You feel yourself thinking, automatically and resentfully, what is
the problem with the French?Don’t they get it, strikes are so 20th
But, in reality, the strike, the rally, the violent protest are all
part of the bargain that the population have made with the French
state. On the one hand the electorate are happy that a tiny
meritocratic elite – the products of the Ecole Nationale
d’Administration and the Polytechnique – run the country,
irrespective of party affiliation. On the other, the people reserve
the right to throw up the barricades whenever they feel that a
profound principle is under threat.
The most recent disputes in France mainly centre on pension reform
– another area of huge Anglo-French difference. For a decade it has
been a given in the UK pensions world that the French were heading
for an enormous crisis. Generous final salary pension promises
underwritten by the state were going to prove unfundable because of
a shrinking workforce. What France needed was a shift to the UK
model with occupational and personal pensions provided by stock
market investments. Post-Enron it is less clear that the
Anglo-American model is more sensible or secure. And even if shares
were still exuberantly buoyant, it is not clear that French public
opinion would be swayed. This is a reflection of a deep-seated
commitment to what the French call “social solidarity”.
I can still remember the disbelief of a French academic at a
pensions seminar. She could not understand why British politicians
and academics – from the left to the right – thought France had a
problem. “It’s simple,” she said, “when you work you earn a salary
and pay for others’ pensions. When you retire you still need money
to live on – so you get a pension paid for by workers.”
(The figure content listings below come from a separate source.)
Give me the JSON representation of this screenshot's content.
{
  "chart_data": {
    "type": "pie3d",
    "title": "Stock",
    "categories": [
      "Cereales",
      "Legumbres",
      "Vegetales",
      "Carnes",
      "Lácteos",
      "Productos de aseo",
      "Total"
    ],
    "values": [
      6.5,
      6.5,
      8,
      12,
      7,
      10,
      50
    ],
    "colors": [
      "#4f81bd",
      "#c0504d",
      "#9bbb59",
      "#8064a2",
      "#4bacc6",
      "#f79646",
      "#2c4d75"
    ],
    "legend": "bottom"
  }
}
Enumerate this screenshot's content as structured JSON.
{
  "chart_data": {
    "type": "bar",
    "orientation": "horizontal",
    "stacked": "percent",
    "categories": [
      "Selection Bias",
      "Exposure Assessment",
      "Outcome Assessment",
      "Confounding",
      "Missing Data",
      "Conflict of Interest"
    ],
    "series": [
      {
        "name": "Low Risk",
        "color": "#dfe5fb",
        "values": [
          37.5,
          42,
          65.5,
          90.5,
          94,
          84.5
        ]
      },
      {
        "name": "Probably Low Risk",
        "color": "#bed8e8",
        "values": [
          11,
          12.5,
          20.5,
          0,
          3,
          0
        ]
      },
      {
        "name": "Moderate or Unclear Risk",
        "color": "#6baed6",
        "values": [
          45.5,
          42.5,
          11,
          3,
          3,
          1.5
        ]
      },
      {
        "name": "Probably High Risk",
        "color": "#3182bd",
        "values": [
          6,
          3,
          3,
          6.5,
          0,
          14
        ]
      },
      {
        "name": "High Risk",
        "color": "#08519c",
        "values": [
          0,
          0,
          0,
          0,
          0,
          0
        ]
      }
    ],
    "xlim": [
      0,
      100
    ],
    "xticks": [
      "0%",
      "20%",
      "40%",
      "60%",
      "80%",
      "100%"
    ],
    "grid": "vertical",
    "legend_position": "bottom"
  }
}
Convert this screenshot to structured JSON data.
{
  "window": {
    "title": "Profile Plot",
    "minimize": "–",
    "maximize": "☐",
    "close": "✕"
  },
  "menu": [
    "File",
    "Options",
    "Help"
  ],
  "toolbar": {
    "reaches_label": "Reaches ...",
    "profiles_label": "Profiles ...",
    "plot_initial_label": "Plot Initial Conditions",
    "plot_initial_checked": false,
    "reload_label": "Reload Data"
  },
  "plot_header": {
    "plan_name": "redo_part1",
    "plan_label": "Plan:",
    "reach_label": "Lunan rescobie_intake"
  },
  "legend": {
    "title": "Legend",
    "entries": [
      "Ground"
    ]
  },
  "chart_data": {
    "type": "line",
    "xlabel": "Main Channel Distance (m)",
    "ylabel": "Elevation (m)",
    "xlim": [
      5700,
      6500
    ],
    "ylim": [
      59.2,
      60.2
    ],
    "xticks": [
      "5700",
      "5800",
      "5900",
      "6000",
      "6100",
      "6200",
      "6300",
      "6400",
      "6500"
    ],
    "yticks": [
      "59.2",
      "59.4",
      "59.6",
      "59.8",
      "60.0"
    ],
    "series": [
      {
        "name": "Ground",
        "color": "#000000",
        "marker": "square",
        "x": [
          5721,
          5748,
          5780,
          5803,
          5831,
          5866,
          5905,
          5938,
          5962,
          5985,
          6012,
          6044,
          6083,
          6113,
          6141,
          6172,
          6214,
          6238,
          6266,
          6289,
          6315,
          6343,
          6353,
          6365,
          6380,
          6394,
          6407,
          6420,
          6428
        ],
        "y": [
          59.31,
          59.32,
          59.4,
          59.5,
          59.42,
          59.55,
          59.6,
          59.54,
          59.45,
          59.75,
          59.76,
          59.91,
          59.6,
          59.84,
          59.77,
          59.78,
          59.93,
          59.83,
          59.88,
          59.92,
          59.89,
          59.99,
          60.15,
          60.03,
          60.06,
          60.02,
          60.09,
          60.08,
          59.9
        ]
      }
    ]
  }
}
It is these values, which have their roots in the revolutionary
aspiration for fraternite, which are felt to be under
assault by public sector workers. And all the evidence is that
while – over time – our beliefs can be changed, our values are far
harder to alter. Given that the French government is campaigning
against 200 years of culture it is not at all clear that they
either can, or should, win.
John McTernan is a political analyst.